Findings of our analyses showed that CKD constitutes a significant risk of anemia when compared with non-CKD, even though we also found that, when compared with normal renal function, CKD does not constitute a greater risk of anemia. Moreover, mild renal impairment proved to be associated with a significantly lower risk of anemia. These findings suggest that the positive association between CKD and anemia in comparison with non-CKD is not caused mainly by renal anemia but by the influence of the lower risk of anemia associated with mild renal impairment. Since the target population for our study consisted of healthy older Japanese men, the number of participants with CKD accompanied by anemia was relatively small: 73 with anemic CKD as compared with 278 with non-anemic CKD. However, a previous Japanese study of older men (aged ≥70 years) showed that the odds ratio for risk of anemia was significantly higher for a GFR of less than 90 mL/min/1.73 m2[8]. To clarify these discrepancies, we conducted a further analysis, which revealed that both GFR and hemoglobin were significantly associated with atherosclerosis (CAVI ≥9.0). The findings of this additional analysis also indicate that the association between renal condition and hemoglobin level may depend on the balance between atherosclerosis and renal anemia (Figure 1).

Figure 1
figure 1

Association between renal impairment and anemia.

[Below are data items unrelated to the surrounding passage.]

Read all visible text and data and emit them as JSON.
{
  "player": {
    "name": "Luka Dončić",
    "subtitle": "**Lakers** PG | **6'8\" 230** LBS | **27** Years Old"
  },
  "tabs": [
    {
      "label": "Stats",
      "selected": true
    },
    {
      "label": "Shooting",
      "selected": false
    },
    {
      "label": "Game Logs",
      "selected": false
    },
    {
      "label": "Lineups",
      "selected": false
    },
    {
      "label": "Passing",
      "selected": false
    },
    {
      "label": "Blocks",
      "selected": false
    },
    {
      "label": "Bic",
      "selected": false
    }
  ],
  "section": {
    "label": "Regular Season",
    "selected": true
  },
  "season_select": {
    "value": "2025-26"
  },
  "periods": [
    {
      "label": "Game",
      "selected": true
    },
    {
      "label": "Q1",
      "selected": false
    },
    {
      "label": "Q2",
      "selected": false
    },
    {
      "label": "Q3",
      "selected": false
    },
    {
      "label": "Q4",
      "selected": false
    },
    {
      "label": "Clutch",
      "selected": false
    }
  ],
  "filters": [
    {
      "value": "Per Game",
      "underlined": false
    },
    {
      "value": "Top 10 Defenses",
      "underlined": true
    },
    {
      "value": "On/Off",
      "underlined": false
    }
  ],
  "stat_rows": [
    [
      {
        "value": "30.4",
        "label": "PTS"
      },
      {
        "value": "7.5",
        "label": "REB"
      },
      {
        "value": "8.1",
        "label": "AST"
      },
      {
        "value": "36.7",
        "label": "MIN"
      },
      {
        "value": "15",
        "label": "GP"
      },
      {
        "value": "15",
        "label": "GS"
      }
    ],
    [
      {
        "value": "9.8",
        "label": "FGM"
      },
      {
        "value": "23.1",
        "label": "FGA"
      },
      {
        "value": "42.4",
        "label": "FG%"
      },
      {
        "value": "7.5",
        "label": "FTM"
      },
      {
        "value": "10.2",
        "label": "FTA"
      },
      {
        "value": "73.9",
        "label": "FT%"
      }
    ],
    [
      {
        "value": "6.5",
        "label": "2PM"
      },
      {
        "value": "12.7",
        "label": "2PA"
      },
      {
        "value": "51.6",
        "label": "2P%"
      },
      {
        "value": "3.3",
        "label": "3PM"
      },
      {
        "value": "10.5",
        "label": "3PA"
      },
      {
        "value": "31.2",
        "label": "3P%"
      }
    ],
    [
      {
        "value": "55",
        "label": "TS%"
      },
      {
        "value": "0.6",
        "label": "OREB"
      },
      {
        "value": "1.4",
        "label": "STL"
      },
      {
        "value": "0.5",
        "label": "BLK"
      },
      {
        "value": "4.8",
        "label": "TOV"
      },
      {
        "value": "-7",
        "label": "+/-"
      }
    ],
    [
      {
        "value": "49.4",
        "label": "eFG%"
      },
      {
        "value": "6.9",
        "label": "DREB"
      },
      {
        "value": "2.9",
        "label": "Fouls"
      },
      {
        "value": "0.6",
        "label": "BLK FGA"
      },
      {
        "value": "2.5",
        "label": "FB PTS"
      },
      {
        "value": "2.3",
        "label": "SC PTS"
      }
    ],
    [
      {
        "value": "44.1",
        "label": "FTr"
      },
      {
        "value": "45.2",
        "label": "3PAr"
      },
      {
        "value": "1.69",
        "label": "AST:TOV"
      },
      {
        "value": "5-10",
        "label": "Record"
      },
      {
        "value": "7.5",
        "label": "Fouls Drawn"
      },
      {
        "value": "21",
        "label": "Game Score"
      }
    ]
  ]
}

This study has certain potential limitations, which warrant consideration. One of these is that we could not establish any causal relationships because this study was cross-sectional. Since we consider the positive association between hemoglobin and renal impairment to be caused by active atherosclerosis progression, the atherosclerosis should also be classified into stable and progressive atherosclerosis. This indicates the need for a longitudinal study with a larger number of participants.

Conclusions

In conclusion, CKD appeared to constitute a significant risk of anemia for older, rural Japanese men as determined during general health check-ups. For mild renal impairment, however, this association was the result of a reduction in the risk of anemia and thus possibly a higher risk of atherosclerosis.